Emil M. Cioran (On the Heights of Despair)
Everything is possible, and yet nothing is. All is permitted, and yet again, nothing. No matter which way we go, it is no better than any other. It is all the same whether you achieve something or not, have faith or not, just as it is all the same whether you cry or remain silent. There is an explanation for everything, and yet there is none. Everything is both real and unreal, normal and absurd, splendid and insipid. There is nothing worth more than anything else, nor any idea better than any other. Why grow sad from one’s sadness and delight in one’s joy? What does it matter whether our tears come from pleasure or pain? Love your unhappiness and hate your happiness, mix everything up, scramble it all! Be a snowflake dancing in the air, a flower floating downstream! Have courage when you don’t need to, and be a coward when you must be brave! Who knows? You may still be a winner! And if you lose, does it really matter? Is there anything to win in this world? All gain is a loss, and all loss is a gain. Why always expect a definite stance, clear ideas, meaningful words?

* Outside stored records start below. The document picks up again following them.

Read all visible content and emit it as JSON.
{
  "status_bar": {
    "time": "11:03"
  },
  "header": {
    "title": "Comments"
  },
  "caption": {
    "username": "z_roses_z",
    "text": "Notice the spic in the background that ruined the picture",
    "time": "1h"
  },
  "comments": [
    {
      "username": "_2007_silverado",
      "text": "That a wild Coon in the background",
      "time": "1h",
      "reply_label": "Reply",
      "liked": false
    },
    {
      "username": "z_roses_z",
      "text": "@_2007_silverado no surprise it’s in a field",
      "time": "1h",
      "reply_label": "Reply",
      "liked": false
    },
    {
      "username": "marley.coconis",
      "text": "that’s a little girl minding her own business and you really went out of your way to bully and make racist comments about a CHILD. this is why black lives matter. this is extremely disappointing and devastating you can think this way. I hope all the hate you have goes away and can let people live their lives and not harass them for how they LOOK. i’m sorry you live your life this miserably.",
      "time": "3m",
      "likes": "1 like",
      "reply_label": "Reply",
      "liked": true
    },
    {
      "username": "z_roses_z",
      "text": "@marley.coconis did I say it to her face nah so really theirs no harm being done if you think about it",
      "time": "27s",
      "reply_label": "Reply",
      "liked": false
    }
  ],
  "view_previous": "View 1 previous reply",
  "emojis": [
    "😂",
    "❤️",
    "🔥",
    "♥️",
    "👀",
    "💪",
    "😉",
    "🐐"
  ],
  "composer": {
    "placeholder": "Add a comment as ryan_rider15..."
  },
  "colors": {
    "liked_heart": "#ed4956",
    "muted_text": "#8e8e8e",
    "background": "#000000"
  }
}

I feel as if I should spout fire in response to all the questions which were ever put, or not put, to me.
Emil M. Cioran (On the Heights of Despair)
What would happen if a man's face could adequately express his suffering, if his entire inner agony would be objectified in his facial expression? Could we still communicate? Wouldn't we then cover our faces with our hands while talking? Life would really be impossible if the infinitude of feelings we harbor within ourselves would be fully expressed in the lines of our face. Nobody would dare look at himself in the mirror, because a grotesque, tragic image would mix in the contours of his face with stains and traces of blood, wounds which cannot be healed, and unstoppable streams of tears. I would experience a kind of voluptuous awe if I could see a volcano of blood, eruptions as red as fire and as burning as despair, burst into the comfortable and superficial harmony of everyday life, or if I could see all our hidden wounds open, making of us a bloody eruption forever. Only then would be truly understand and appreciate the advantages of loneliness, which silences our suffering and makes it inaccessible. The venom drawn out from suffering would be enough to poison the whole world in a bloody eruption, bursting out of the volcano of our being. There is so much venom, so much poison, in suffering!